And as he gazed, the first faint foreshadowing of a meaning began to emerge.

“Yes,” he said. “So. Now. I take a
third
empty coffee cup…”

*   *   *

There in front of Dr. Wilfred was the sea, certainly, just as How-my-dreck-your-call had said. It appeared to be at least a mile away, though, and about a thousand feet below him. He had long given up all thought of breakfast; it seemed to him unlikely that he would get there even in time for lunch. Though he realized that in the glare and heat of the midday sun his judgment of distance was panic-stricken and unreliable.

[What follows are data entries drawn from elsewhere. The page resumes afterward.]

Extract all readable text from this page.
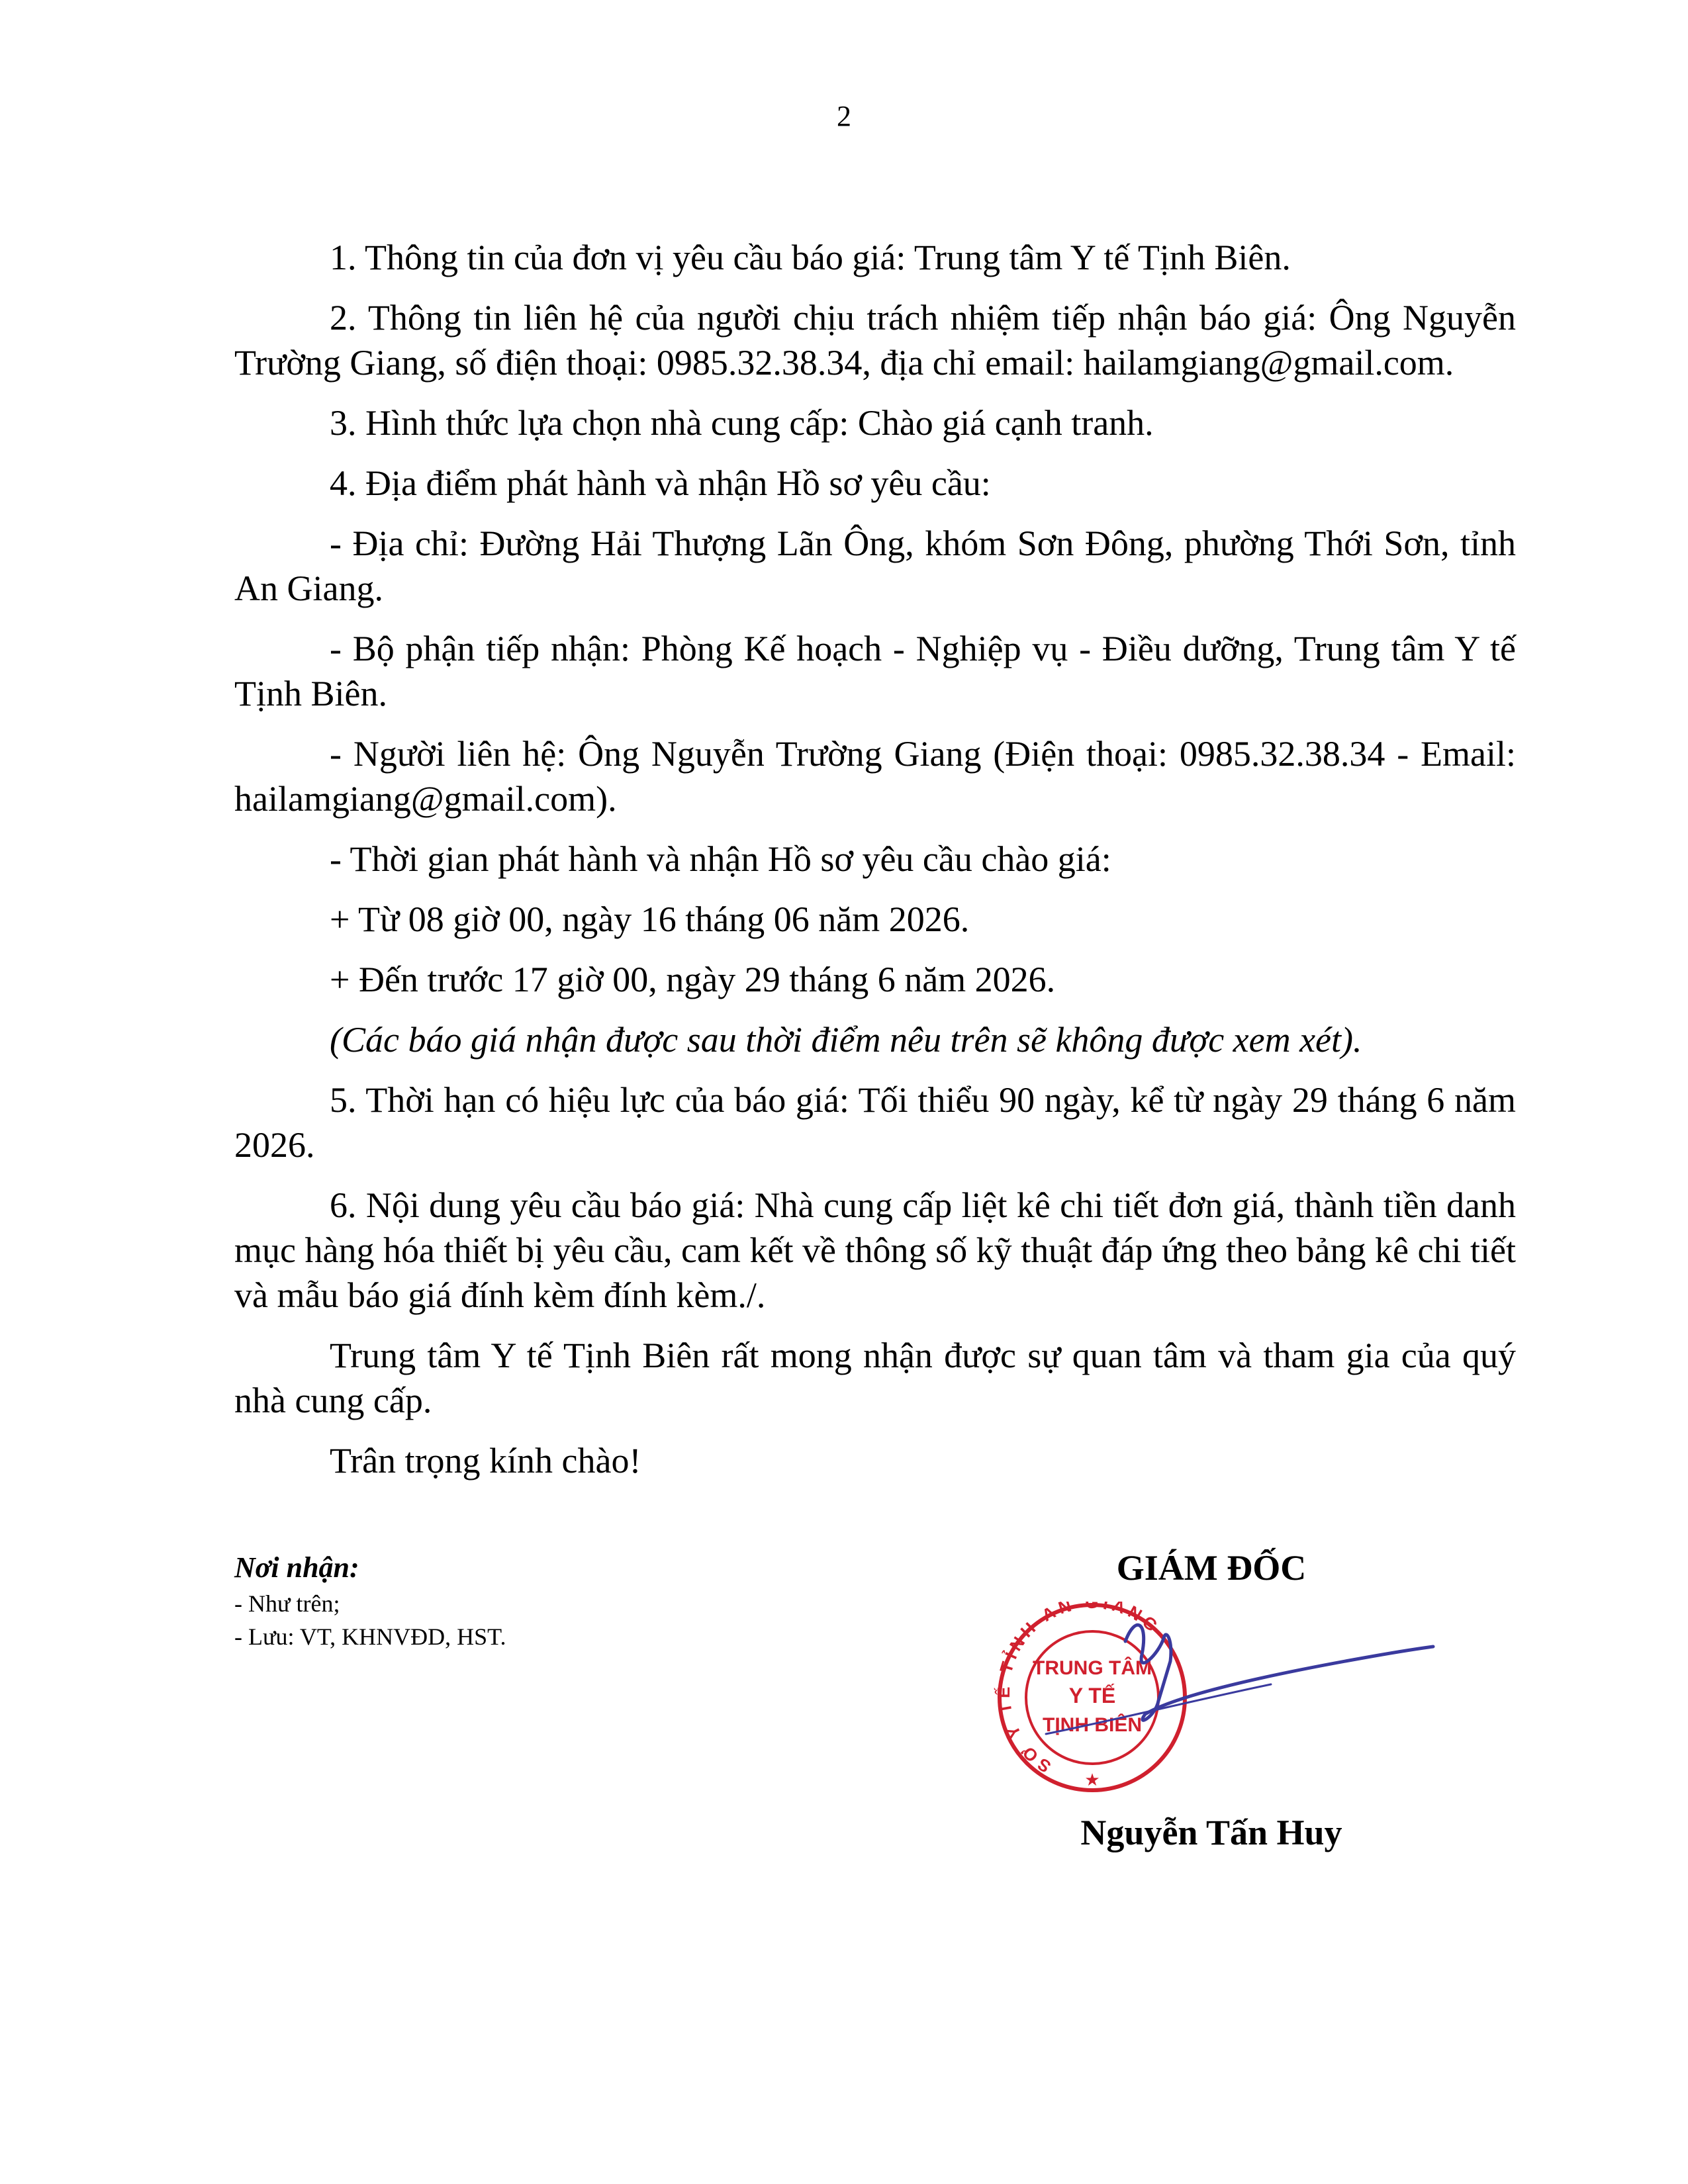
2

1. Thông tin của đơn vị yêu cầu báo giá: Trung tâm Y tế Tịnh Biên.

2. Thông tin liên hệ của người chịu trách nhiệm tiếp nhận báo giá: Ông Nguyễn Trường Giang, số điện thoại: 0985.32.38.34, địa chỉ email: hailamgiang@gmail.com.

3. Hình thức lựa chọn nhà cung cấp: Chào giá cạnh tranh.

4. Địa điểm phát hành và nhận Hồ sơ yêu cầu:

- Địa chỉ: Đường Hải Thượng Lãn Ông, khóm Sơn Đông, phường Thới Sơn, tỉnh An Giang.

- Bộ phận tiếp nhận: Phòng Kế hoạch - Nghiệp vụ - Điều dưỡng, Trung tâm Y tế Tịnh Biên.

- Người liên hệ: Ông Nguyễn Trường Giang (Điện thoại: 0985.32.38.34 - Email: hailamgiang@gmail.com).

- Thời gian phát hành và nhận Hồ sơ yêu cầu chào giá:

+ Từ 08 giờ 00, ngày 16 tháng 06 năm 2026.

+ Đến trước 17 giờ 00, ngày 29 tháng 6 năm 2026.

(Các báo giá nhận được sau thời điểm nêu trên sẽ không được xem xét).

5. Thời hạn có hiệu lực của báo giá: Tối thiểu 90 ngày, kể từ ngày 29 tháng 6 năm 2026.

6. Nội dung yêu cầu báo giá: Nhà cung cấp liệt kê chi tiết đơn giá, thành tiền danh mục hàng hóa thiết bị yêu cầu, cam kết về thông số kỹ thuật đáp ứng theo bảng kê chi tiết và mẫu báo giá đính kèm đính kèm./.

Trung tâm Y tế Tịnh Biên rất mong nhận được sự quan tâm và tham gia của quý nhà cung cấp.

Trân trọng kính chào!

Nơi nhận:
- Như trên;
- Lưu: VT, KHNVĐD, HST.
GIÁM ĐỐC
SỞ Y TẾ TỈNH AN GIANG
★
TRUNG TÂM
Y TẾ
TỊNH BIÊN
Nguyễn Tấn Huy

He sat down on the ground in a small patch of shade cast by a stunted umbrella pine and got out his phone. As he waited for his call to fly to England, then all the way back again to some spot he couldn’t quite see in the hard brightness below, he thought about a table in the shade, with a pastel-colored tablecloth on it and a gleaming place setting. The sugary croissants and crisp bacon that he had envisaged before had been replaced by bread and olives, gleaming pink taramasalata, and chilled prawns. He also thought about his lack of hat and sunblock, and the friendly offer of both hanging unanswered in the air. For a moment, too, a suntanned back came into his mind, rippling softly with the movements of shoulder blades and spine.

“Fred Toppler Foundation,” began the now depressingly familiar voice at last.

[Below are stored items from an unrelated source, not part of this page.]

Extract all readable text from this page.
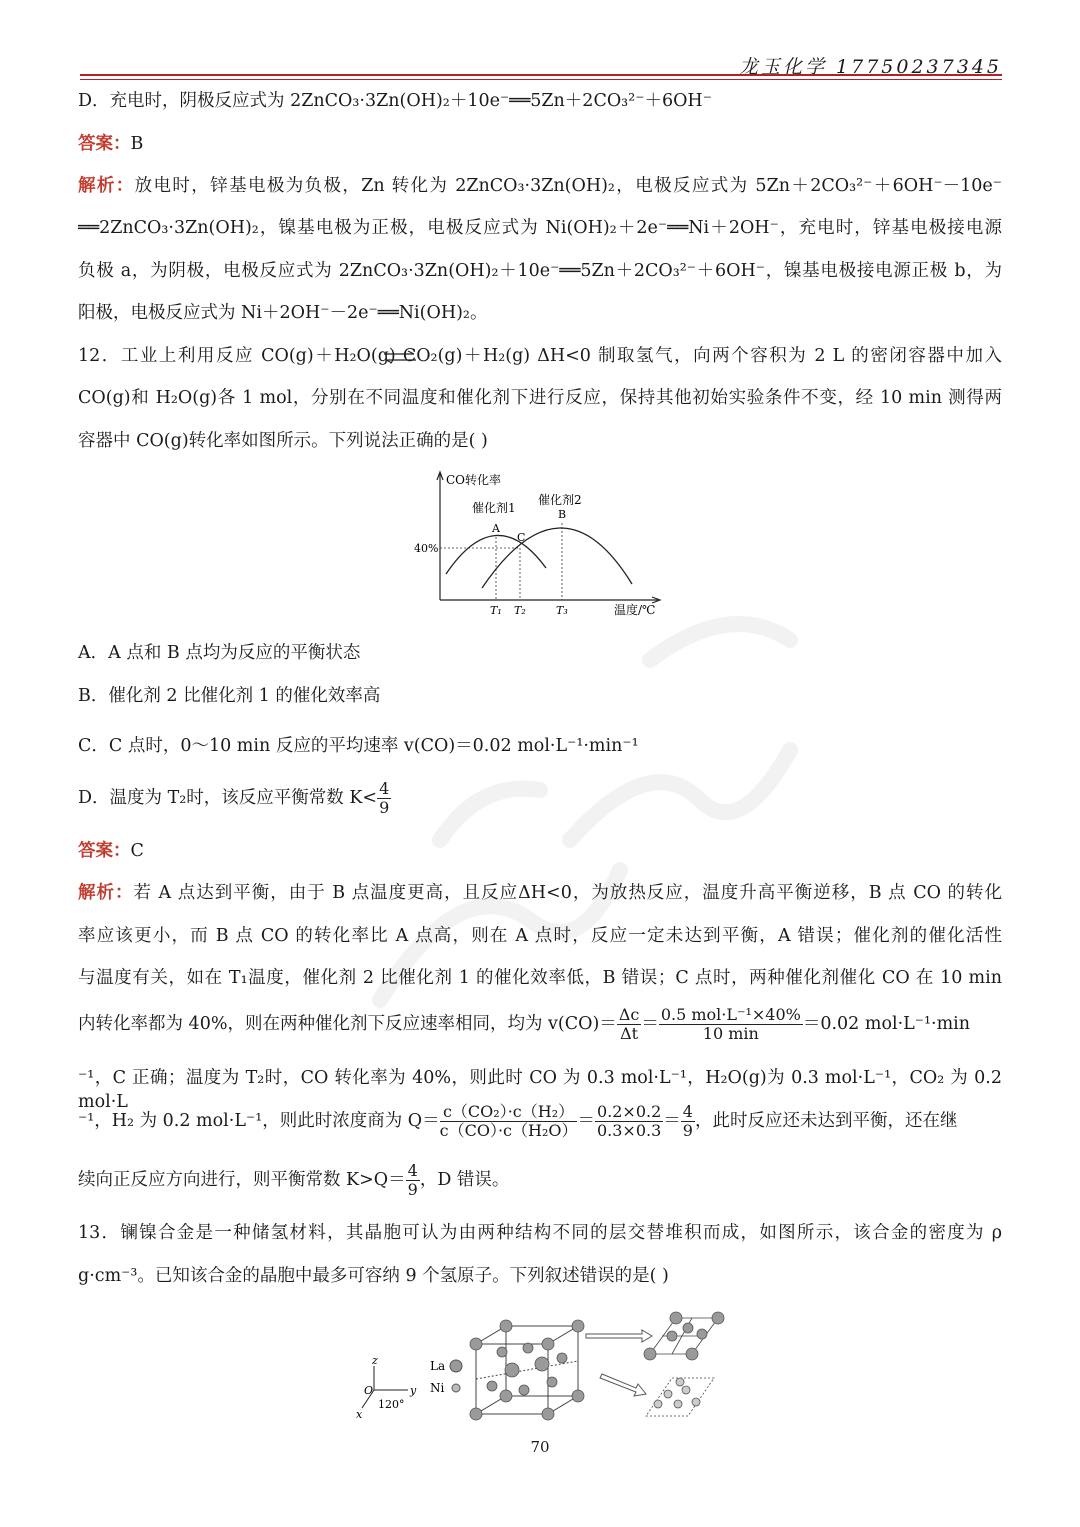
龙玉化学 17750237345
D．充电时，阴极反应式为 2ZnCO₃·3Zn(OH)₂＋10e⁻══5Zn＋2CO₃²⁻＋6OH⁻
答案：B
解析：放电时，锌基电极为负极，Zn 转化为 2ZnCO₃·3Zn(OH)₂，电极反应式为 5Zn＋2CO₃²⁻＋6OH⁻－10e⁻
══2ZnCO₃·3Zn(OH)₂，镍基电极为正极，电极反应式为 Ni(OH)₂＋2e⁻══Ni＋2OH⁻，充电时，锌基电极接电源
负极 a，为阴极，电极反应式为 2ZnCO₃·3Zn(OH)₂＋10e⁻══5Zn＋2CO₃²⁻＋6OH⁻，镍基电极接电源正极 b，为
阳极，电极反应式为 Ni＋2OH⁻－2e⁻══Ni(OH)₂。
12．工业上利用反应 CO(g)＋H₂O(g) CO₂(g)＋H₂(g) ΔH<0 制取氢气，向两个容积为 2 L 的密闭容器中加入
CO(g)和 H₂O(g)各 1 mol，分别在不同温度和催化剂下进行反应，保持其他初始实验条件不变，经 10 min 测得两
容器中 CO(g)转化率如图所示。下列说法正确的是( )
CO转化率
温度/℃
40%
T₁ T₂	T₃
催化剂1
催化剂2
A
B
C
A．A 点和 B 点均为反应的平衡状态
B．催化剂 2 比催化剂 1 的催化效率高
C．C 点时，0～10 min 反应的平均速率 v(CO)＝0.02 mol·L⁻¹·min⁻¹
D．温度为 T₂时，该反应平衡常数 $K< \frac{4}{9}$
答案：C
解析：若 A 点达到平衡，由于 B 点温度更高，且反应ΔH<0，为放热反应，温度升高平衡逆移，B 点 CO 的转化
率应该更小，而 B 点 CO 的转化率比 A 点高，则在 A 点时，反应一定未达到平衡，A 错误；催化剂的催化活性
与温度有关，如在 T₁温度，催化剂 2 比催化剂 1 的催化效率低，B 错误；C 点时，两种催化剂催化 CO 在 10 min
内转化率都为 40%，则在两种催化剂下反应速率相同，均为 $v(CO)= \frac{\Delta c}{\Delta t} = \frac{\text{0.5 mol·L⁻¹×40\%}}{10 \min} =0.02$ mol·L⁻¹·min
⁻¹，C 正确；温度为 T₂时，CO 转化率为 40%，则此时 CO 为 0.3 mol·L⁻¹，H₂O(g)为 0.3 mol·L⁻¹，CO₂ 为 0.2 mol·L
⁻¹，H₂ 为 0.2 mol·L⁻¹，则此时浓度商为 $Q= \frac{\text{c（CO₂）·c（H₂）}}{\text{c（CO）·c（H₂O）}} = \frac{0.2\times 0.2}{0.3\times 0.3} = \frac{4}{9}$ ，此时反应还未达到平衡，还在继
续向正反应方向进行，则平衡常数 $K>Q= \frac{4}{9}$ ，D 错误。
13．镧镍合金是一种储氢材料，其晶胞可认为由两种结构不同的层交替堆积而成，如图所示，该合金的密度为 ρ
g·cm⁻³。已知该合金的晶胞中最多可容纳 9 个氢原子。下列叙述错误的是( )
z
y
x
O
120°
La
Ni
70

“It’s me,” he interrupted her, before she could get any further with her performance, or he himself any closer to dementia or collapse.

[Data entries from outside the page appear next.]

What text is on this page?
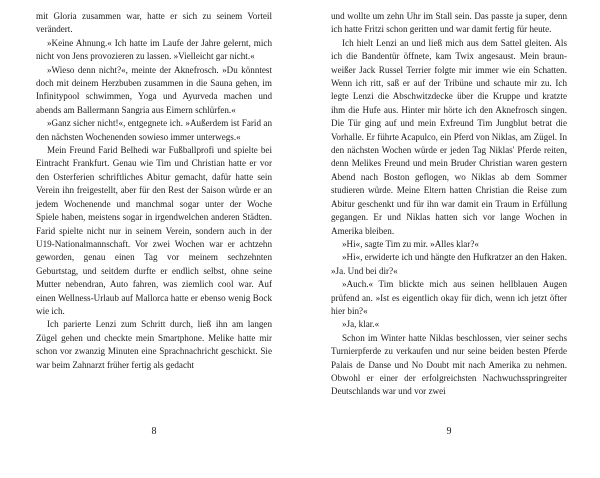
mit Gloria zusammen war, hatte er sich zu seinem Vorteil verändert.

»Keine Ahnung.« Ich hatte im Laufe der Jahre gelernt, mich nicht von Jens provozieren zu lassen. »Vielleicht gar nicht.«

»Wieso denn nicht?«, meinte der Aknefrosch. »Du könntest doch mit deinem Herzbuben zusammen in die Sauna gehen, im Infinitypool schwimmen, Yoga und Ayurveda machen und abends am Ballermann Sangria aus Eimern schlürfen.«

»Ganz sicher nicht!«, entgegnete ich. »Außerdem ist Farid an den nächsten Wochenenden sowieso immer unterwegs.«

Mein Freund Farid Belhedi war Fußballprofi und spielte bei Eintracht Frankfurt. Genau wie Tim und Christian hatte er vor den Osterferien schriftliches Abitur gemacht, dafür hatte sein Verein ihn freigestellt, aber für den Rest der Saison würde er an jedem Wochenende und manchmal sogar unter der Woche Spiele haben, meistens sogar in irgendwelchen anderen Städten. Farid spielte nicht nur in seinem Verein, sondern auch in der U19-Nationalmannschaft. Vor zwei Wochen war er achtzehn geworden, genau einen Tag vor meinem sechzehnten Geburtstag, und seitdem durfte er endlich selbst, ohne seine Mutter nebendran, Auto fahren, was ziemlich cool war. Auf einen Wellness-Urlaub auf Mallorca hatte er ebenso wenig Bock wie ich.

Ich parierte Lenzi zum Schritt durch, ließ ihn am langen Zügel gehen und checkte mein Smartphone. Melike hatte mir schon vor zwanzig Minuten eine Sprachnachricht geschickt. Sie war beim Zahnarzt früher fertig als gedacht

8

und wollte um zehn Uhr im Stall sein. Das passte ja super, denn ich hatte Fritzi schon geritten und war damit fertig für heute.

Ich hielt Lenzi an und ließ mich aus dem Sattel gleiten. Als ich die Bandentür öffnete, kam Twix angesaust. Mein braun-weißer Jack Russel Terrier folgte mir immer wie ein Schatten. Wenn ich ritt, saß er auf der Tribüne und schaute mir zu. Ich legte Lenzi die Abschwitzdecke über die Kruppe und kratzte ihm die Hufe aus. Hinter mir hörte ich den Aknefrosch singen. Die Tür ging auf und mein Exfreund Tim Jungblut betrat die Vorhalle. Er führte Acapulco, ein Pferd von Niklas, am Zügel. In den nächsten Wochen würde er jeden Tag Niklas' Pferde reiten, denn Melikes Freund und mein Bruder Christian waren gestern Abend nach Boston geflogen, wo Niklas ab dem Sommer studieren würde. Meine Eltern hatten Christian die Reise zum Abitur geschenkt und für ihn war damit ein Traum in Erfüllung gegangen. Er und Niklas hatten sich vor lange Wochen in Amerika bleiben.

»Hi«, sagte Tim zu mir. »Alles klar?«

»Hi«, erwiderte ich und hängte den Hufkratzer an den Haken. »Ja. Und bei dir?«

»Auch.« Tim blickte mich aus seinen hellblauen Augen prüfend an. »Ist es eigentlich okay für dich, wenn ich jetzt öfter hier bin?«

»Ja, klar.«

Schon im Winter hatte Niklas beschlossen, vier seiner sechs Turnierpferde zu verkaufen und nur seine beiden besten Pferde Palais de Danse und No Doubt mit nach Amerika zu nehmen. Obwohl er einer der erfolgreichsten Nachwuchsspringreiter Deutschlands war und vor zwei

9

“Dr. Wilfred?” said the voice. “Everything OK at last? You got breakfast? You know where you are now?”

“No,” he said. “I
didn’t
get breakfast. I
don’t
know where I am.”

“No?” said How-my. “Something funny with your voice. You saying you
don’t
know where you are?”

“Yes.”

“What—
still
don’t know?”

“No.”

There was a pause. I am Dr. Norman Wilfred, he thought. I am the guest of honor. These things cannot be happening to me.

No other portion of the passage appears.